The tail gently breaks away, which it told even the passenger it was about to do, and Stippler lets a lurid, bellowing slide get bigger and bigger, wider and wider, with more and more lock until he flicks the wheel and straightens up again. To him, no harder than putting on sunglasses.

To the R8, too.

Then it screams past its power peak to the 8500rpm limiter, Stippler pulls the upshift paddle and it cracks vocally even as the seven-speed dual-clutch unit whips seamlessly into fourth gear. And fifth and then the straight is gone and he’s having to balance the car on its limit through a high-speed sweeper. At this speed, the old car’s rubber would have been spinning pointlessly on the grass. Not anymore.

The new electro-hydraulic centre diff, Stippler claims, has a big part to play here, able to shuffle 100 percent of the power from the front to the rear and back again in an instant. It means that throttle inputs have acquired a new delicacy and the car reacts to them electrically, especially if they’re being tickled in and out to balance a chassis that’s teetering on its edges of adherence.

When it’s being cranked hard, the V10 is still an incandescent piece of engineering, urgent and crisp, full of induction roar, throttle-body chirps and a series of timbre changes so lurid they leave burn marks in the brain.
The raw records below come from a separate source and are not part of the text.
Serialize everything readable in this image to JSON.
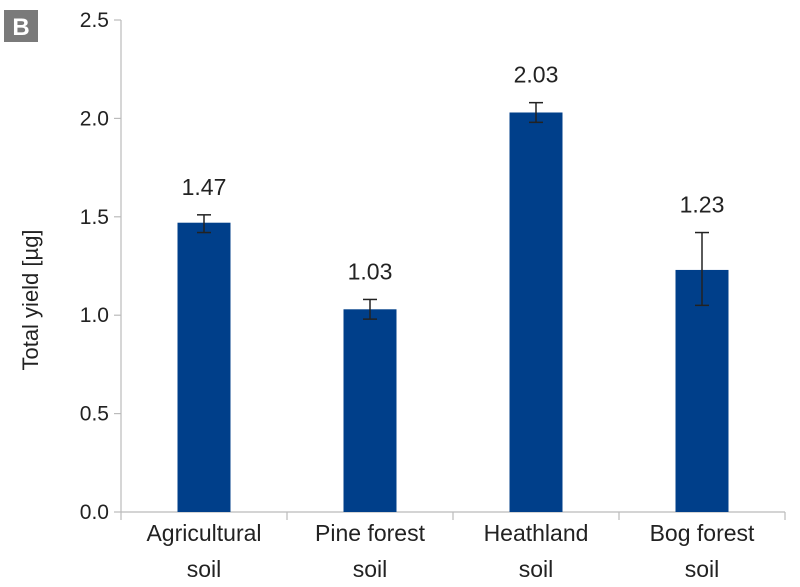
{
  "panel_label": "B",
  "colors": {
    "bar": "#003f8a",
    "axis": "#bbbbbb",
    "error_bar": "#222222",
    "panel_bg": "#7a7a7a"
  },
  "chart_data": {
    "type": "bar",
    "ylabel": "Total yield [µg]",
    "ylim": [
      0,
      2.5
    ],
    "yticks": [
      "0.0",
      "0.5",
      "1.0",
      "1.5",
      "2.0",
      "2.5"
    ],
    "grid": false,
    "categories": [
      [
        "Agricultural",
        "soil"
      ],
      [
        "Pine forest",
        "soil"
      ],
      [
        "Heathland",
        "soil"
      ],
      [
        "Bog forest",
        "soil"
      ]
    ],
    "values": [
      1.47,
      1.03,
      2.03,
      1.23
    ],
    "data_labels": [
      "1.47",
      "1.03",
      "2.03",
      "1.23"
    ],
    "error": [
      {
        "low": 1.42,
        "high": 1.51
      },
      {
        "low": 0.98,
        "high": 1.08
      },
      {
        "low": 1.98,
        "high": 2.08
      },
      {
        "low": 1.05,
        "high": 1.42
      }
    ]
  }
}
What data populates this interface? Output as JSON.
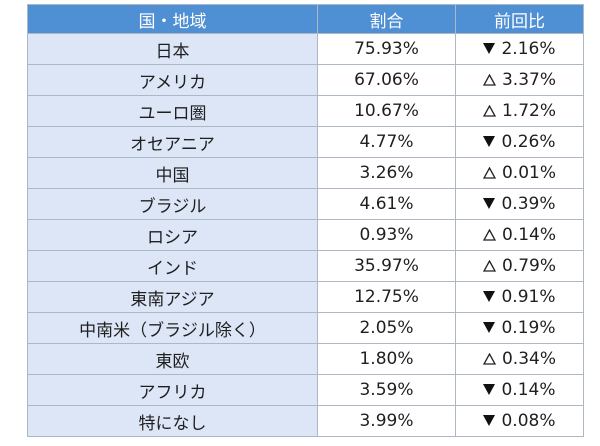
{
  "table": {
    "headers": [
      "国・地域",
      "割合",
      "前回比"
    ],
    "rows": [
      {
        "region": "日本",
        "share": "75.93%",
        "direction": "down",
        "change": "2.16%"
      },
      {
        "region": "アメリカ",
        "share": "67.06%",
        "direction": "up",
        "change": "3.37%"
      },
      {
        "region": "ユーロ圏",
        "share": "10.67%",
        "direction": "up",
        "change": "1.72%"
      },
      {
        "region": "オセアニア",
        "share": "4.77%",
        "direction": "down",
        "change": "0.26%"
      },
      {
        "region": "中国",
        "share": "3.26%",
        "direction": "up",
        "change": "0.01%"
      },
      {
        "region": "ブラジル",
        "share": "4.61%",
        "direction": "down",
        "change": "0.39%"
      },
      {
        "region": "ロシア",
        "share": "0.93%",
        "direction": "up",
        "change": "0.14%"
      },
      {
        "region": "インド",
        "share": "35.97%",
        "direction": "up",
        "change": "0.79%"
      },
      {
        "region": "東南アジア",
        "share": "12.75%",
        "direction": "down",
        "change": "0.91%"
      },
      {
        "region": "中南米（ブラジル除く）",
        "share": "2.05%",
        "direction": "down",
        "change": "0.19%"
      },
      {
        "region": "東欧",
        "share": "1.80%",
        "direction": "up",
        "change": "0.34%"
      },
      {
        "region": "アフリカ",
        "share": "3.59%",
        "direction": "down",
        "change": "0.14%"
      },
      {
        "region": "特になし",
        "share": "3.99%",
        "direction": "down",
        "change": "0.08%"
      }
    ]
  },
  "marks": {
    "down_icon": "filled-down-triangle-icon",
    "up_icon": "outline-up-triangle-icon"
  },
  "colors": {
    "header_bg": "#4f8fd4",
    "header_text": "#ffffff",
    "region_bg": "#dde6f7",
    "border": "#aeb7c4"
  }
}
It’s incredibly smooth and sophisticated, which seems at odds with its gruff-sounding aggression,

There’s a pair of terrifically grippy new seats (though, sadly, we never got to test the driver’s perch in anger, we can vouch for the passenger seat). But they’re the just about the least impressive thing about the cabin.

The old multimedia and nav-screen has, like the TT, been absorbed into the instrument cluster along with anything else you might be inclined to use for speed, practicality or entertainment.

If that’s not enough, it has a perch behind the seats that takes up to 120 litres of luggage and you can squeeze another 104 litres in the nose.

Audi has always pitched the R8 as the supercar you can drive everyday. Now, more than ever, that’s how it feels.

Just make sure that some of those every days are spent like this, on a racetrack.